Soekarno juga terjerembab dengan terminologi revolusi belum selesai. Revolusi yang belum selesai ini kerap dinarasikan dalam berbagai pidato-pidatonya. Inilah kiranya salah satu pasal Soekarno dan Hatta berpisah jalan. Hatta lebih menghendaki pembangunan ekonomi, upaya pemakmuran rakyat. Sedangkan Soekarno masih begitu terpesona dengan jargon revolusi belum selesai. Si pemimpin besar revolusi ini lalu menuangkan pemikirannya dalam sejumlah proyek mercusuar yang hingga kini masih kita temui jejaknya. Bundaran Hotel Indonesia, Hotel Indonesia, Masjid Istiqlal, Monas, kompleks olahraga Senayan, merupakan mozaik nyata dari ide revolusi belum selesai.

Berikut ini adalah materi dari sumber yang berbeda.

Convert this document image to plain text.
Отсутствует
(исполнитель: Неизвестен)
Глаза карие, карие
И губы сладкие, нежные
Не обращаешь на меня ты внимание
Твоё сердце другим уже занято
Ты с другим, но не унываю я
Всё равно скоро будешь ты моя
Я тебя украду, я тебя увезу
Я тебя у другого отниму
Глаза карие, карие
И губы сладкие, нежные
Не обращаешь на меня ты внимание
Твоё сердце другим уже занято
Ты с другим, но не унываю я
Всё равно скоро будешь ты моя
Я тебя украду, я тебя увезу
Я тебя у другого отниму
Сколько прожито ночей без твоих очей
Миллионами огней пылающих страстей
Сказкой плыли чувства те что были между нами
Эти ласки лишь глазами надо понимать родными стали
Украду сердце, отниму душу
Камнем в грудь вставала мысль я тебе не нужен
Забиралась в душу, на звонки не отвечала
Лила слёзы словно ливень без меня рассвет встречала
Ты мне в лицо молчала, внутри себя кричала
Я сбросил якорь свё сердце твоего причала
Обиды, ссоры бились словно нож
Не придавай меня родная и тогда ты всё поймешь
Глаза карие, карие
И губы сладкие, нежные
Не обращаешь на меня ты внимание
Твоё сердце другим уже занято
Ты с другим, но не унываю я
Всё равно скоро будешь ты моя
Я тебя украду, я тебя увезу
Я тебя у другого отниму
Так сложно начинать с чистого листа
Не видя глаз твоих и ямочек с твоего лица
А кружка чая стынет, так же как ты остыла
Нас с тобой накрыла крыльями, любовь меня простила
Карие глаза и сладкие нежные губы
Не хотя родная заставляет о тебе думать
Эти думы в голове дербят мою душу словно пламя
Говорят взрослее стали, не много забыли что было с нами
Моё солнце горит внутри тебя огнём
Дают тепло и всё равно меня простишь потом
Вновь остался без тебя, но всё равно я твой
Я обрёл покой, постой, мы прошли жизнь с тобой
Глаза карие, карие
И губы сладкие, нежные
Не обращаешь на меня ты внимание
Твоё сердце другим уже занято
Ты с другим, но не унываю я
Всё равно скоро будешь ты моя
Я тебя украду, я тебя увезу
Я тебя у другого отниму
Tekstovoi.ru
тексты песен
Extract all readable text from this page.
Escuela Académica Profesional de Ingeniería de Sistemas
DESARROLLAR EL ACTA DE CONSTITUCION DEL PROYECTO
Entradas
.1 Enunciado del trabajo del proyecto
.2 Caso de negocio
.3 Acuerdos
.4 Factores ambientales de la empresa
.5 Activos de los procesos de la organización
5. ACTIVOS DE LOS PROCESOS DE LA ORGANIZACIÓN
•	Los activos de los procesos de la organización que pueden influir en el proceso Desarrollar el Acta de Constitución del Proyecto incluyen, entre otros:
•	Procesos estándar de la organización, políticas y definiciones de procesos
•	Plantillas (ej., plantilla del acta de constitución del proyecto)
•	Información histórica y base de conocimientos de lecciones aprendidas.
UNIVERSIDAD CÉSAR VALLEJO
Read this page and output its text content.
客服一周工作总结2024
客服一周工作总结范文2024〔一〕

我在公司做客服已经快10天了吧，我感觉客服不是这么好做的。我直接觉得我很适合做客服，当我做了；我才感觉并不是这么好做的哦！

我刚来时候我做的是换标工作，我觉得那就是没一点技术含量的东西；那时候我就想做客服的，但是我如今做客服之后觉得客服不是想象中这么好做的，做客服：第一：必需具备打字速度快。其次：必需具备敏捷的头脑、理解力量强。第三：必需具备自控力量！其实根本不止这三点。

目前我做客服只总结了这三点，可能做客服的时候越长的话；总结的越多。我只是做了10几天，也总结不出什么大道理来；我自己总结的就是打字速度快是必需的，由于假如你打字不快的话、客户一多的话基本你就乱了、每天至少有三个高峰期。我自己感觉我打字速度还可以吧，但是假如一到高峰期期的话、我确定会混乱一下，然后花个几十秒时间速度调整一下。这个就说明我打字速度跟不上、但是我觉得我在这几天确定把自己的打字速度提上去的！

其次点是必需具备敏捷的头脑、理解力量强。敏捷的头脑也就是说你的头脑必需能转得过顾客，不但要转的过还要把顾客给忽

Dalam literatur ilmu politik terdapat istilah the king can do no wrong. Dalam hadits juga terdapat istilah yang terkait dengan kerajaan yakni Mulkan ‘Aadhan (Penguasa yang Menggigit) dan Mulkan Jabariyyan (Penguasa yang Menindas). Peran dari kerajaan di berbagai belahan dunia juga telah semakin menyusut. Raja lebih sebagai simbol budaya dan sejarah. Hal tersebut tak terlepas dari kesadaran kolektif bahwa toh raja hanya manusia biasa yang bisa salah dan lupa. Penempatan pola pikir tersebut memungkinkan terjadinya kritik dan berbeda pendapat. Saya pribadi berharap diksi raja negeriku dalam lagu NOAH lebih merupakan keindahan sastrawi dibandingkan kembali menunggu pemimpin yang kuat dan bertindak seperti raja.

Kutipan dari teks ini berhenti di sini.